Nahum Tevet, Untitled #5, 1972, paper, binder clips, twine, staples, plastic tape, masking tape, transparent tape, and wax pencil on glass, 17 1/4 × 19 3/4 × 1/2".

Born on a kibbutz in 1946, Nahum Tevet was by his midtwenties an ascendant figure in Israeli art. This exhibition surveyed twenty-six of his works on glass—virtually the entirety of this subtle body of work—produced between 1972 and 1975. The informative catalogue by Thierry de Duve, the exhibition’s curator, explains that, in the forty years since their creation, a few of these works have been lost, a few repaired, while others are not on glass at all but rather are on Plexiglas.

To create the works, Tevet taped, pinned, clipped, or otherwise adhered translucent papers, cardboard rectangles, and an occasional postcard to the transparent grounds. His curious pencil drawings, kin to Dubuffet’s art brut markings, are also often part of the mix. In many cases, these layers are held in place by small binder clips, the fold-back handles of which are frequently tied together with lengths of knotted or bowed twine or wire—surrogate lines—thereby allowing the works to hang from a wall and not just sit on a shelf.

Since the glass surface allows for the tape, or paper, or stray notepad markings to be viewed recto and verso, the blanched color of the wall here contributed to an errant sense of Cubist collage, an effect that counters the cat’s cradle of the loosely geometric shapes delineated by the wire or cord. The works are small mixed-media events, tentative, emotive assemblages embodied by “meager” materials—dal in Hebrew—as the catalogue explains. In this way, the Minimalist impulse of the day—think Donald Judd or Carl Andre—was married to Robert Rauschenberg’s smaller Combines of the early 1950s.
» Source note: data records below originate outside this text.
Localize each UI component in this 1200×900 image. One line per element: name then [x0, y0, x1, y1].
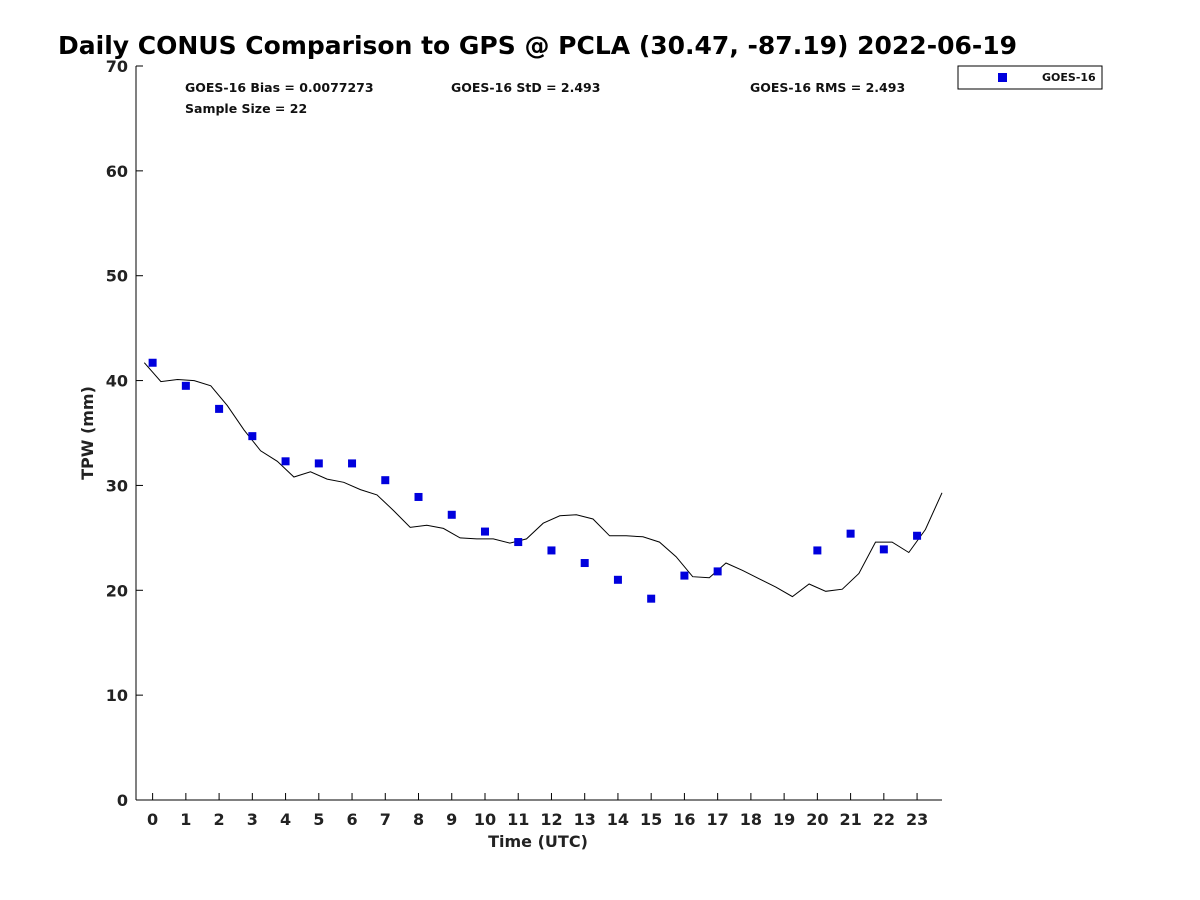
goes16-point	[148, 358, 157, 367]
y-tick-label: 0	[117, 791, 128, 810]
goes16-point	[281, 457, 290, 466]
y-axis-label: TPW (mm)	[78, 386, 97, 480]
x-tick-label: 20	[806, 810, 828, 829]
x-tick-label: 18	[740, 810, 762, 829]
chart-title: Daily CONUS Comparison to GPS @ PCLA (30…	[58, 31, 1017, 60]
goes16-point	[414, 492, 423, 501]
x-tick-label: 1	[180, 810, 191, 829]
y-tick-label: 60	[106, 162, 128, 181]
y-tick-label: 10	[106, 686, 128, 705]
y-tick-label: 70	[106, 57, 128, 76]
goes16-point	[613, 575, 622, 584]
x-tick-label: 11	[507, 810, 529, 829]
goes16-point	[647, 594, 656, 603]
gps-line	[143, 362, 943, 598]
goes16-marker-layer	[148, 358, 922, 603]
legend-label: GOES-16	[1042, 71, 1096, 84]
x-tick-label: 16	[673, 810, 695, 829]
stat-std: GOES-16 StD = 2.493	[451, 80, 600, 95]
y-tick-label: 20	[106, 581, 128, 600]
goes16-point	[215, 404, 224, 413]
x-axis-label: Time (UTC)	[488, 832, 588, 851]
stat-sample-size: Sample Size = 22	[185, 101, 307, 116]
goes16-point	[813, 546, 822, 555]
goes16-point	[514, 538, 523, 547]
x-tick-label: 10	[474, 810, 496, 829]
goes16-point	[547, 546, 556, 555]
x-tick-label: 15	[640, 810, 662, 829]
goes16-point	[314, 459, 323, 468]
y-tick-label: 50	[106, 267, 128, 286]
x-tick-label: 14	[607, 810, 629, 829]
x-tick-label: 22	[873, 810, 895, 829]
goes16-point	[480, 527, 489, 536]
legend-box	[957, 65, 1103, 90]
x-tick-label: 2	[214, 810, 225, 829]
x-tick-label: 23	[906, 810, 928, 829]
x-tick-label: 5	[313, 810, 324, 829]
goes16-point	[381, 476, 390, 485]
legend: GOES-16	[957, 65, 1103, 90]
goes16-point	[713, 567, 722, 576]
goes16-point	[879, 545, 888, 554]
stats-annotations: GOES-16 Bias = 0.0077273 GOES-16 StD = 2…	[185, 80, 905, 116]
x-tick-label: 21	[839, 810, 861, 829]
gps-line-layer	[143, 362, 943, 598]
x-tick-label: 3	[247, 810, 258, 829]
x-tick-label: 9	[446, 810, 457, 829]
goes16-point	[846, 529, 855, 538]
legend-marker	[998, 73, 1007, 82]
x-tick-label: 4	[280, 810, 291, 829]
x-tick-label: 8	[413, 810, 424, 829]
x-tick-label: 6	[346, 810, 357, 829]
goes16-point	[580, 559, 589, 568]
x-tick-label: 7	[380, 810, 391, 829]
x-tick-label: 19	[773, 810, 795, 829]
y-tick-label: 40	[106, 372, 128, 391]
goes16-point	[348, 459, 357, 468]
x-tick-label: 12	[540, 810, 562, 829]
goes16-point	[447, 510, 456, 519]
stat-bias: GOES-16 Bias = 0.0077273	[185, 80, 374, 95]
x-tick-label: 13	[574, 810, 596, 829]
goes16-point	[913, 531, 922, 540]
goes16-point	[181, 381, 190, 390]
goes16-point	[248, 432, 257, 441]
x-tick-label: 17	[707, 810, 729, 829]
stat-rms: GOES-16 RMS = 2.493	[750, 80, 905, 95]
goes16-point	[680, 571, 689, 580]
x-tick-label: 0	[147, 810, 158, 829]
y-tick-label: 30	[106, 476, 128, 495]
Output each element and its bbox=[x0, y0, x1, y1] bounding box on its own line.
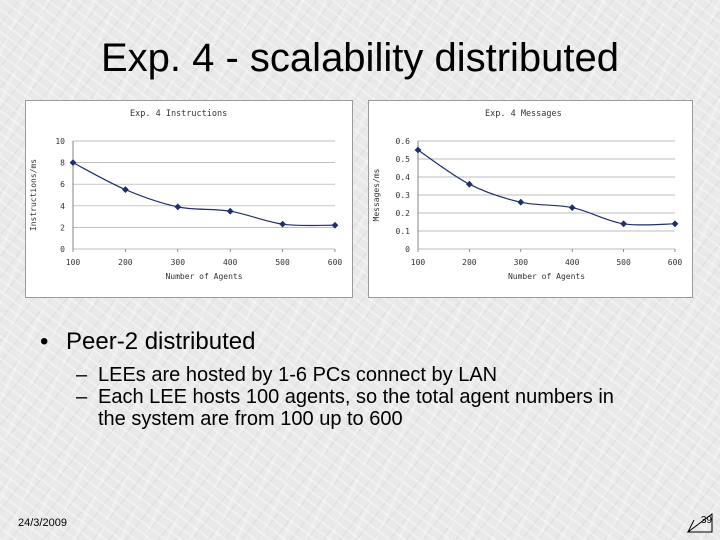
data-point bbox=[466, 180, 473, 188]
x-axis-label: Number of Agents bbox=[165, 272, 242, 281]
data-point bbox=[414, 146, 422, 154]
x-tick-label: 500 bbox=[616, 258, 631, 267]
y-tick-label: 0.4 bbox=[396, 173, 411, 182]
x-tick-label: 600 bbox=[328, 258, 343, 267]
chart-title: Exp. 4 Messages bbox=[485, 109, 562, 119]
slide-title: Exp. 4 - scalability distributed bbox=[100, 36, 619, 80]
x-tick-label: 600 bbox=[668, 258, 683, 267]
data-point bbox=[226, 207, 234, 215]
y-tick-label: 0 bbox=[405, 245, 410, 254]
data-point bbox=[174, 203, 182, 211]
x-tick-label: 300 bbox=[171, 258, 186, 267]
data-point bbox=[279, 220, 286, 228]
y-tick-label: 8 bbox=[60, 159, 65, 168]
slide-date: 24/3/2009 bbox=[18, 517, 67, 529]
data-point bbox=[568, 204, 576, 211]
y-tick-label: 0.6 bbox=[396, 137, 411, 146]
y-tick-label: 2 bbox=[60, 223, 65, 232]
sub-bullet-text: Each LEE hosts 100 agents, so the total … bbox=[98, 386, 614, 430]
series-line bbox=[72, 162, 336, 227]
x-tick-label: 100 bbox=[66, 258, 81, 267]
page-corner-icon bbox=[686, 513, 713, 533]
page-number: 39 bbox=[684, 512, 714, 534]
chart-title: Exp. 4 Instructions bbox=[130, 109, 227, 119]
y-tick-label: 0.2 bbox=[396, 209, 411, 218]
instructions-chart: Exp. 4 Instructions 0 2 4 6 8 10 100 200 300 400 50… bbox=[25, 100, 353, 298]
sub-bullet-text: LEEs are hosted by 1-6 PCs connect by LA… bbox=[98, 364, 498, 386]
y-tick-label: 0 bbox=[60, 245, 65, 254]
bullet-item: • Peer-2 distributed bbox=[40, 328, 255, 356]
series-line bbox=[417, 149, 676, 226]
x-tick-label: 400 bbox=[565, 258, 580, 267]
data-point bbox=[671, 220, 679, 228]
data-point bbox=[620, 220, 627, 228]
y-axis-label: Instructions/ms bbox=[29, 159, 38, 231]
x-tick-label: 200 bbox=[118, 258, 133, 267]
instructions-chart-svg: Exp. 4 Instructions 0 2 4 6 8 10 100 200 300 400 50… bbox=[29, 109, 343, 281]
data-point bbox=[517, 198, 525, 206]
bullet-text: Peer-2 distributed bbox=[66, 328, 256, 355]
sub-bullet-item: – LEEs are hosted by 1-6 PCs connect by L… bbox=[76, 364, 498, 386]
x-tick-label: 500 bbox=[275, 258, 290, 267]
sub-bullet-item: – Each LEE hosts 100 agents, so the total… bbox=[76, 386, 614, 430]
x-tick-label: 100 bbox=[411, 258, 426, 267]
x-tick-label: 200 bbox=[462, 258, 477, 267]
y-tick-label: 0.5 bbox=[396, 155, 411, 164]
bullet-dot: • bbox=[40, 328, 49, 355]
y-tick-label: 4 bbox=[60, 202, 65, 211]
messages-chart-svg: Exp. 4 Messages 0 0.1 0.2 0.3 0.4 0.5 0.6 100 200… bbox=[372, 109, 683, 281]
y-axis-label: Messages/ms bbox=[372, 168, 381, 221]
y-tick-label: 6 bbox=[60, 180, 65, 189]
x-tick-label: 300 bbox=[514, 258, 529, 267]
messages-chart: Exp. 4 Messages 0 0.1 0.2 0.3 0.4 0.5 0.6 100 200… bbox=[368, 100, 693, 298]
page-number-text: 39 bbox=[700, 515, 712, 526]
y-tick-label: 10 bbox=[55, 137, 65, 146]
x-axis-label: Number of Agents bbox=[508, 272, 585, 281]
sub-bullet-list: – LEEs are hosted by 1-6 PCs connect by L… bbox=[76, 364, 636, 430]
y-tick-label: 0.3 bbox=[396, 191, 411, 200]
data-point bbox=[331, 221, 339, 229]
y-tick-label: 0.1 bbox=[396, 227, 411, 236]
data-point bbox=[122, 186, 129, 193]
x-tick-label: 400 bbox=[223, 258, 238, 267]
data-point bbox=[69, 159, 77, 166]
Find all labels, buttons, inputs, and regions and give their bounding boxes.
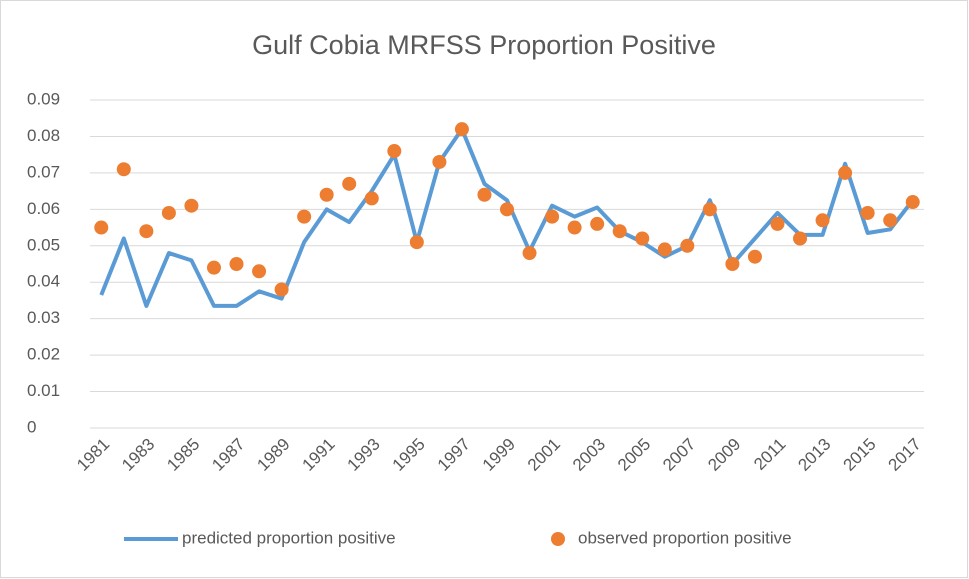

In fact, one can find a similar attitude obtaining to work made by the Arte Povera artists in Italy, just as it resounds throughout the efforts of a number of post-Minimalist Americans, among them Dorothea Rockburne and Mel Bochner. It is therefore of no scant importance that several Israeli artists of this sensibility were also living and working in New York City, either as long-term binationals or on extended fellowships. Tevet himself eventually joined the American ranks, arriving here in 1979.

By coincidence, Rauschenberg was in Jerusalem in 1974, preparing an exhibition for the Israel Museum. Encountering Tevet’s work in a gallery, he acquired several of the glasses included in the present exhibition. At that moment, the Yom Kippur War had just ended. Tevet served in that conflict, and this wartime experience may have spurred certain changes in his art: his move to somewhat larger, more distinctly rectangular sheets of Plexiglas and his introduction of a generative new figure derived from the circle. After all, it is not solely the dialectics of modernism—the famed formalist triad: thesis, antithesis, synthesis—that transforms style.

By the mid-’70s, Tevet occupied a secure niche within an extraordinary generation of Israeli artists—Joshua Neustein, Benni Efrat, Buky Schwartz, among many others. Heirs to the Ofakim Hadashim (New Horizons), a group of utopian abstractionists who arrived in Israel during the Palestine mandate, these artists generally rejected the illustrative imagery still typical of a broad reach of modern Israeli art: pictures of stalwart collectivist chalutzim and kibbutzniks, ecstatic dancing Hassidim, Rembrandtish patriarchal rabbis. Though such provender surely nourishes a sense of national selfhood, for this younger generation of Israeli artists—particularly those born to survivors of an irremediable wound—a reverential sense of belonging could also be coded within the “actual poorness” of the modest, at-hand studio materials Tevet employed. And thus, with the passage of time, Tevet’s glass works—in their dal—played their role in contributing to a new, non-mimetic form of artistic embodiment of Israeli identity.